Many of us may think of mind-altering drugs like LSD and magic mushrooms used for recreational purposes. But Foster says the emergence of psychedelics has more to do with drug development for medical conditions such as pain, PTSD and depression, not helping people see Lucy in the Sky with Diamonds.
“From my perspective, psychedelics are very much a type of biotechnology play,” he says.
But from an investment perspective, Foster says psychedelics do share a lot in common with cannabis, especially in the fast upwards trajectory of psychedelic stocks, as was the case with pot stocks.
“We’ve seen an absolute explosion of capital markets work focussed on the psychedelic sector,” he says. Research indicates the psychedelic industry will grow to US$6.85 billion by 2027. That growth is more than 16 per cent compounded annually from its current size. The potential is significant considering the globally rising numbers of depression and mental disorder cases.
Still, the investment cycle is different than with cannabis, Foster says.
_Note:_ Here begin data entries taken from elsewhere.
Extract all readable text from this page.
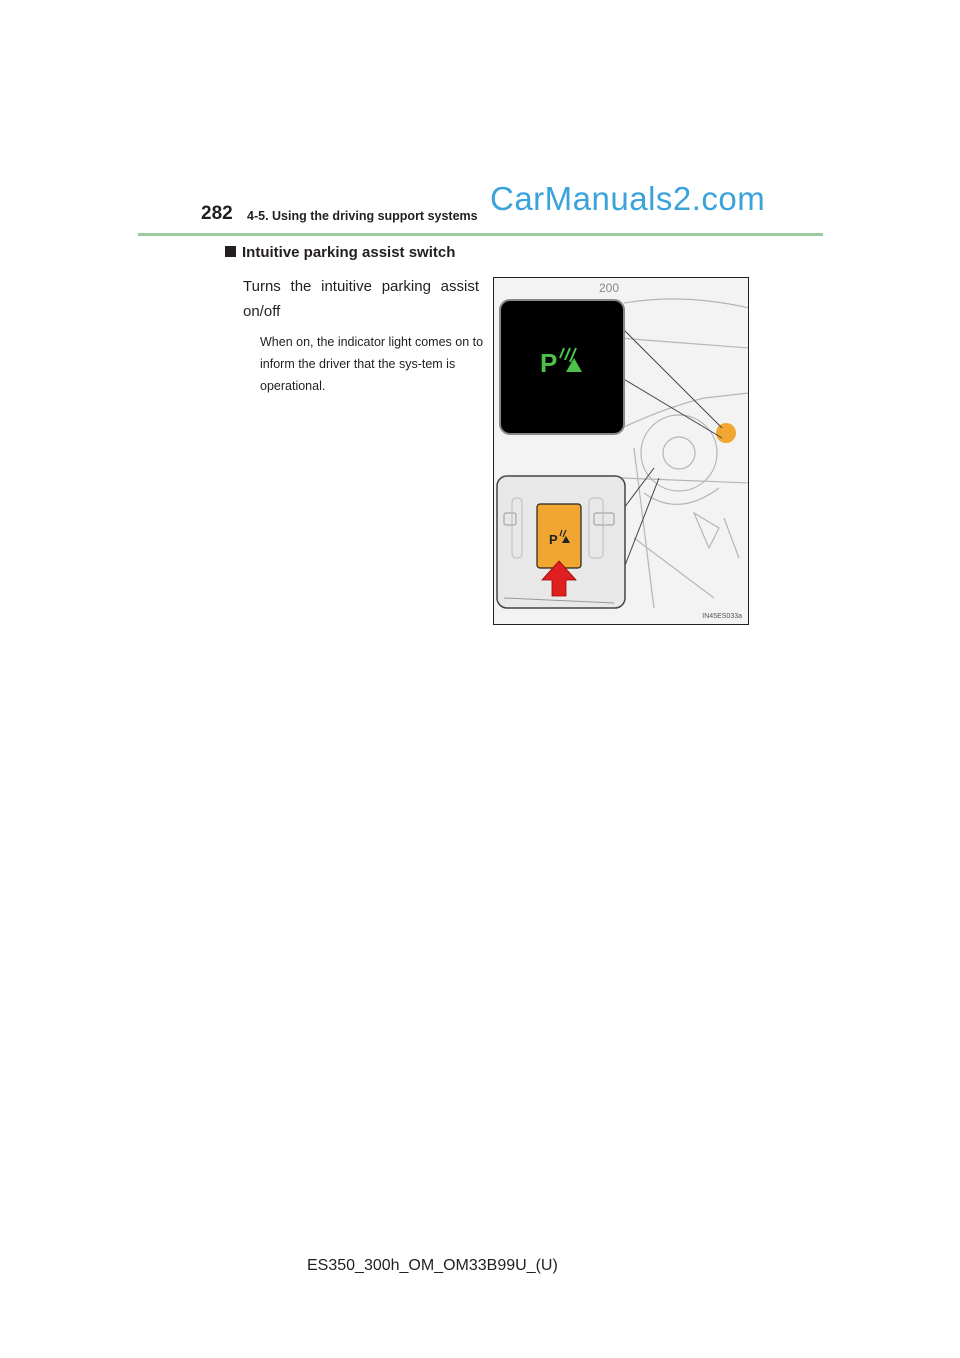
282 4-5. Using the driving support systems CarManuals2.com
Intuitive parking assist switch
Turns the intuitive parking assist on/off
When on, the indicator light comes on to inform the driver that the sys-tem is operational.
200
P
P
IN45ES033a
ES350_300h_OM_OM33B99U_(U)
Because the players are very focused on psychedelics use as a drug, with all the R&D and regulation that involves, these companies would “likely not see meaningful revenues for quite some time.”
Compare that to cannabis, which started as being approved for medical purposes, then moved on to recreational purposes through the federal government changing the law to allow it. While cannabis shares rose quickly in the run-up to recreational legalization, cannabis stocks have since dropped in value as the industry consolidated. The weaker players got taken out or went bankrupt.
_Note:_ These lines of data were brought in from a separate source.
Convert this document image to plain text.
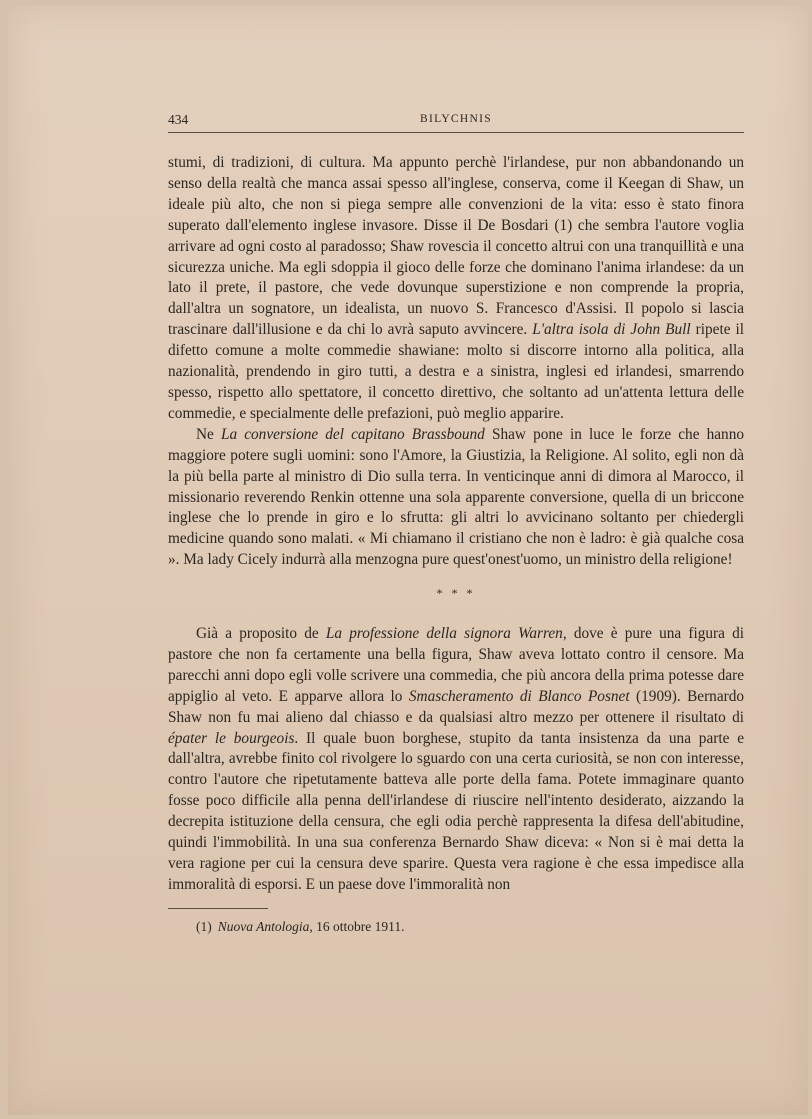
434	BILYCHNIS

stumi, di tradizioni, di cultura. Ma appunto perchè l'irlandese, pur non abbandonando un senso della realtà che manca assai spesso all'inglese, conserva, come il Keegan di Shaw, un ideale più alto, che non si piega sempre alle convenzioni de la vita: esso è stato finora superato dall'elemento inglese invasore. Disse il De Bosdari (1) che sembra l'autore voglia arrivare ad ogni costo al paradosso; Shaw rovescia il concetto altrui con una tranquillità e una sicurezza uniche. Ma egli sdoppia il gioco delle forze che dominano l'anima irlandese: da un lato il prete, il pastore, che vede dovunque superstizione e non comprende la propria, dall'altra un sognatore, un idealista, un nuovo S. Francesco d'Assisi. Il popolo si lascia trascinare dall'illusione e da chi lo avrà saputo avvincere. L'altra isola di John Bull ripete il difetto comune a molte commedie shawiane: molto si discorre intorno alla politica, alla nazionalità, prendendo in giro tutti, a destra e a sinistra, inglesi ed irlandesi, smarrendo spesso, rispetto allo spettatore, il concetto direttivo, che soltanto ad un'attenta lettura delle commedie, e specialmente delle prefazioni, può meglio apparire.

Ne La conversione del capitano Brassbound Shaw pone in luce le forze che hanno maggiore potere sugli uomini: sono l'Amore, la Giustizia, la Religione. Al solito, egli non dà la più bella parte al ministro di Dio sulla terra. In venticinque anni di dimora al Marocco, il missionario reverendo Renkin ottenne una sola apparente conversione, quella di un briccone inglese che lo prende in giro e lo sfrutta: gli altri lo avvicinano soltanto per chiedergli medicine quando sono malati. « Mi chiamano il cristiano che non è ladro: è già qualche cosa ». Ma lady Cicely indurrà alla menzogna pure quest'onest'uomo, un ministro della religione!

* * *

Già a proposito de La professione della signora Warren, dove è pure una figura di pastore che non fa certamente una bella figura, Shaw aveva lottato contro il censore. Ma parecchi anni dopo egli volle scrivere una commedia, che più ancora della prima potesse dare appiglio al veto. E apparve allora lo Smascheramento di Blanco Posnet (1909). Bernardo Shaw non fu mai alieno dal chiasso e da qualsiasi altro mezzo per ottenere il risultato di épater le bourgeois. Il quale buon borghese, stupito da tanta insistenza da una parte e dall'altra, avrebbe finito col rivolgere lo sguardo con una certa curiosità, se non con interesse, contro l'autore che ripetutamente batteva alle porte della fama. Potete immaginare quanto fosse poco difficile alla penna dell'irlandese di riuscire nell'intento desiderato, aizzando la decrepita istituzione della censura, che egli odia perchè rappresenta la difesa dell'abitudine, quindi l'immobilità. In una sua conferenza Bernardo Shaw diceva: « Non si è mai detta la vera ragione per cui la censura deve sparire. Questa vera ragione è che essa impedisce alla immoralità di esporsi. E un paese dove l'immoralità non

(1) Nuova Antologia, 16 ottobre 1911.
Foster acknowledges that Canada is generally punching above its weight regarding psychedelics, especially with companies that recently have gone public. The reverse takeover model for going public is especially handy. The reverse takeover process finds a shell company that already sits on a public exchange, takes it over and integrates the new company into that publicly traded shell.
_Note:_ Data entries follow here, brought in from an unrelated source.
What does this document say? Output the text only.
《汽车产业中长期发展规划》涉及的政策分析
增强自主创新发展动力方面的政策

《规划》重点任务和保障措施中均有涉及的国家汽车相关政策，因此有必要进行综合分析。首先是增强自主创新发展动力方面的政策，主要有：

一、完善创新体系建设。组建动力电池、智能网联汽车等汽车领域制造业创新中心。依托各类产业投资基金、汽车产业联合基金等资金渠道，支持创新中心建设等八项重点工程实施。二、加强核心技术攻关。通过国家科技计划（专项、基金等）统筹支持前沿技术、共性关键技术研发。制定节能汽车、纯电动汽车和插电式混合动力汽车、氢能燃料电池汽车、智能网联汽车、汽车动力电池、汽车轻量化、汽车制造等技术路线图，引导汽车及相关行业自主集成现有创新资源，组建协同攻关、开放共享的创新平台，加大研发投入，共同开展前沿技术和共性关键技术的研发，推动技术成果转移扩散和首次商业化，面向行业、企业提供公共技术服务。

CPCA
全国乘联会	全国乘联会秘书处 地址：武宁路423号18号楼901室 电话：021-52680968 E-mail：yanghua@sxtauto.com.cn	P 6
“Canadian capital markets have always had a focus on emerging markets and emerging opportunities, and we’ve been doing it for a while,” Foster says. He points out Canada has had a vibrant junior mining market for years, with a similar risk profile, which played well into the cannabis boom.
“I would say Canadian capital markets over the last three to five years have been really focused on emerging markets, whether it is blockchain, crypto, eSports, cannabis, and now psychedelics.”
Foster points out that interest in psychedelics has sparked interest from institutional investors who understand the risk profile and retail investors who saw cannabis stocks bring enormous wealth for shareholders after being legalized in Canada. “For them, especially if they missed the cannabis rally, it might be a matter of having a chance to get into psychedelics at an earlier stage.”
Encouraging research and a more favourable regulatory environment have sent psychedelic stocks through the roof over the last year. For example, take Numinus Wellness, a Canadian-based healthcare company working on psychedelic therapies. Its stock soared from a 52-week low of 18 cents to a 52-week high of $2.45 before settling now into its current $1.20 range.